BREST Bretagne Handball : le club de hand ball féminin de la pointe de Bretagne.

BREST Bretagne HANDBALL

18.05.17 | Laurent Bezeau : « L’exploit est possible »

Après une défaite au match aller à l’Arena, le Brest Bretagne Handball jouera sa survie en LFH ce vendredi dans la salle d’Issy Paris (18h30). Battues de deux buts la semaine dernière, les Brestoises savent ce qu’il leur reste à faire si elles veulent voir la finale. L’entraîneur Laurent Bezeau se montre optimiste avant cette rencontre et a pleinement confiance en ses joueuses pour renverser la vapeur et faire de cette saison de club promu une aventure magnifique.

« Laurent, ce genre de match à la vie à la mort est-il plus facile à préparer ?
- Ça paraît plus facile parce que l’enjeu est important mais en même temps, ce n’est pas si simple parce qu’on arrive en fin de saison et qu’il faut être capable de redonner de la confiance aux joueuses, de la détermination et l’envie de bien jouer au handball. Les filles n’ont pas forcément perdu confiance mais comme ça fait trois fois de suite qu’on perd contre Issy, on peut se demander si on est capables de gagner ce match. Il faut savoir les remobiliser et leur faire comprendre que l’exploit est possible.

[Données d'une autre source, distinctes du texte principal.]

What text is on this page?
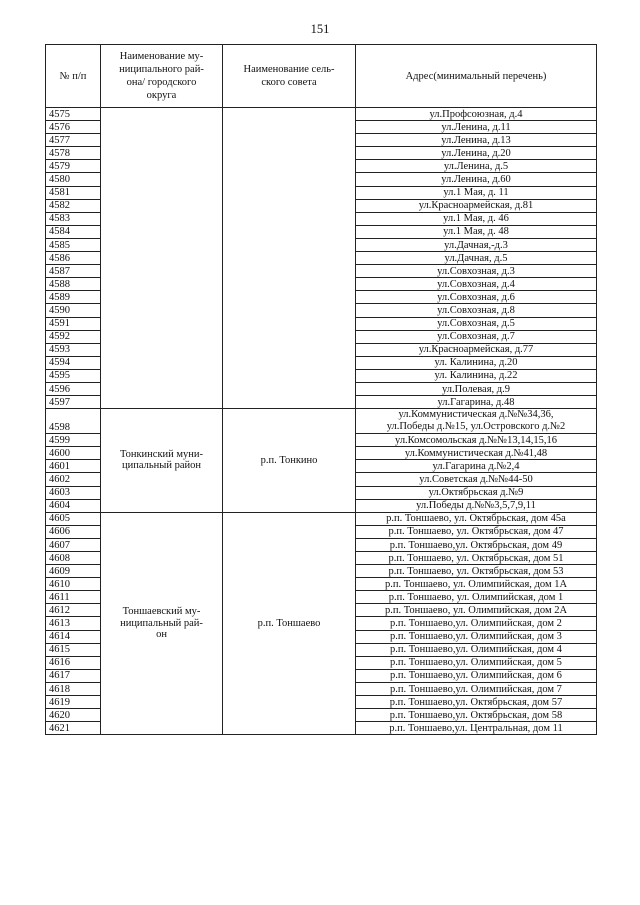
151
№ п/п	Наименование му-
ниципального рай-
она/ городского
округа	Наименование сель-
ского совета	Адрес(минимальный перечень)
4575			ул.Профсоюзная, д.4

4576			ул.Ленина, д.11

4577			ул.Ленина, д.13

4578			ул.Ленина, д.20

4579			ул.Ленина, д.5

4580			ул.Ленина, д.60

4581			ул.1 Мая, д. 11

4582			ул.Красноармейская, д.81

4583			ул.1 Мая, д. 46

4584			ул.1 Мая, д. 48

4585			ул.Дачная,-д.3

4586			ул.Дачная, д.5

4587			ул.Совхозная, д.3

4588			ул.Совхозная, д.4

4589			ул.Совхозная, д.6

4590			ул.Совхозная, д.8

4591			ул.Совхозная, д.5

4592			ул.Совхозная, д.7

4593			ул.Красноармейская, д.77

4594			ул. Калинина, д.20

4595			ул. Калинина, д.22

4596			ул.Полевая, д.9

4597			ул.Гагарина, д.48

4598	Тонкинский муни-
ципальный район	р.п. Тонкино	ул.Коммунистическая д.№№34,36,
ул.Победы д.№15, ул.Островского д.№2

4599			ул.Комсомольская д.№№13,14,15,16

4600			ул.Коммунистическая д.№41,48

4601			ул.Гагарина д.№2,4

4602			ул.Советская д.№№44-50

4603			ул.Октябрьская д.№9

4604			ул.Победы д.№№3,5,7,9,11

4605	Тоншаевский му-
ниципальный рай-
он	р.п. Тоншаево	р.п. Тоншаево, ул. Октябрьская, дом 45а

4606			р.п. Тоншаево, ул. Октябрьская, дом 47

4607			р.п. Тоншаево,ул. Октябрьская, дом 49

4608			р.п. Тоншаево, ул. Октябрьская, дом 51

4609			р.п. Тоншаево, ул. Октябрьская, дом 53

4610			р.п. Тоншаево, ул. Олимпийская, дом 1А

4611			р.п. Тоншаево, ул. Олимпийская, дом 1

4612			р.п. Тоншаево, ул. Олимпийская, дом 2А

4613			р.п. Тоншаево,ул. Олимпийская, дом 2

4614			р.п. Тоншаево,ул. Олимпийская, дом 3

4615			р.п. Тоншаево,ул. Олимпийская, дом 4

4616			р.п. Тоншаево,ул. Олимпийская, дом 5

4617			р.п. Тоншаево,ул. Олимпийская, дом 6

4618			р.п. Тоншаево,ул. Олимпийская, дом 7

4619			р.п. Тоншаево,ул. Октябрьская, дом 57

4620			р.п. Тоншаево,ул. Октябрьская, дом 58

4621			р.п. Тоншаево,ул. Центральная, дом 11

- Sens-tu une volonté chez elles de ne pas mourir vendredi ?
- Oui, absolument. Il y a dans le groupe des joueuses qui ont une grosse expérience donc elles ne sont pas résignées. Il n’est jamais dit qu’il faut gagner les deux matches dans une confrontation aller-retour, un seul peut suffire. On n’a pas gagné la première manche alors elles savent ce qu’il leur reste à faire.

- Après le match aller, tu te montrais positif quant à l’issue du retour. Quels étaient les éléments qui te faisaient penser ça ?
- Disons qu’on avait raté plein de choses en attaque, y compris des penaltys et je pense que si on se met à réussir cela, le résultat peut être favorable. On a perdu de deux buts en manquant beaucoup de choses et ça me laisse penser qu’il y a la place pour gagner. Et il n’y a pas de raison qu’on n’y arrive pas.

- Qu’avais-tu pensé de la défense ?
- On avait pris conscience que sur les deux matches précédents, on s’était vraiment fait prendre de vitesse. L’arme principale d’Issy Paris, c’est la capacité à se projeter vite vers l’avant avec Oftedal qui met le feu et Solberg qui relance très vite. La semaine dernière, sur leur attaque placée en deuxième mi-temps, elles nous ont imposé de longues phases avec beaucoup de changements de secteurs et de la continuité. Elles ont également eu des balles importantes qu’elles ont réussi à bien négocier sur jeu rapide.

- Ce match sera-t-il clé pour déterminer si la saison a été réussie ou pas ?
- Une chose est sûre, c’est que si tu te retrouves en finale, tu pourras dire que malgré tous les problèmes qu’on aura rencontrés, on aura fait une très bonne saison avec également un quart de finale de Coupe EHF en perdant contre le futur vainqueur et une demi-finale de Coupe de France.

- Et si ça ne passe pas ?
- Il faudra se dire que beaucoup d’équipes auraient aimé faire notre parcours. Une saison moyenne, c’est pour les équipes entre la 5e et la 8e place. Dans les quatre premiers, ce serait quand même pas mal. J’aurais juste un goût amer si on n’arrivait pas au moins à finir troisièmes, ce qui était notre classement à l’issue de la saison régulière. Ce qui est embêtant, c’est simplement qu’on n’a pas toujours réussi à faire le handball qu’on aurait aimé. Ça soulève le problème que dans le sport pro, il faut du temps pour développer les complémentarités et beaucoup d’expérience pour gérer un calendrier aussi chargé. On oublie aussi souvent qu’il y a des adversaires et c’est la première saison du BBH en première division. On est en demi-finale, on va tout faire pour aller en finale et j’ai confiance en mes joueuses pour relever ce défi. Mais attention, on tombe contre un adversaire très costaud.

- À quel genre de match t’attends-tu à Issy-les-Moulineaux ? Sur qui est la pression ?
- Face à nous, on aura des joueuses expérimentées qui ont des finales mondiales ou olympiques derrière elles. Elles ont l’habitude de ça. De notre côté, qu’est-ce qui peut nous arriver de mieux que de nous qualifier ? Pour Issy Paris, après avoir gagné le premier match, ce serait ballot de se faire éliminer à la maison. Normalement, il y aura donc plus de pression en face mais elles savent y faire face. Nous on n’a rien à perdre et si ça ne passe pas, on sera déçus et on se dira qu’on a raté le match aller ».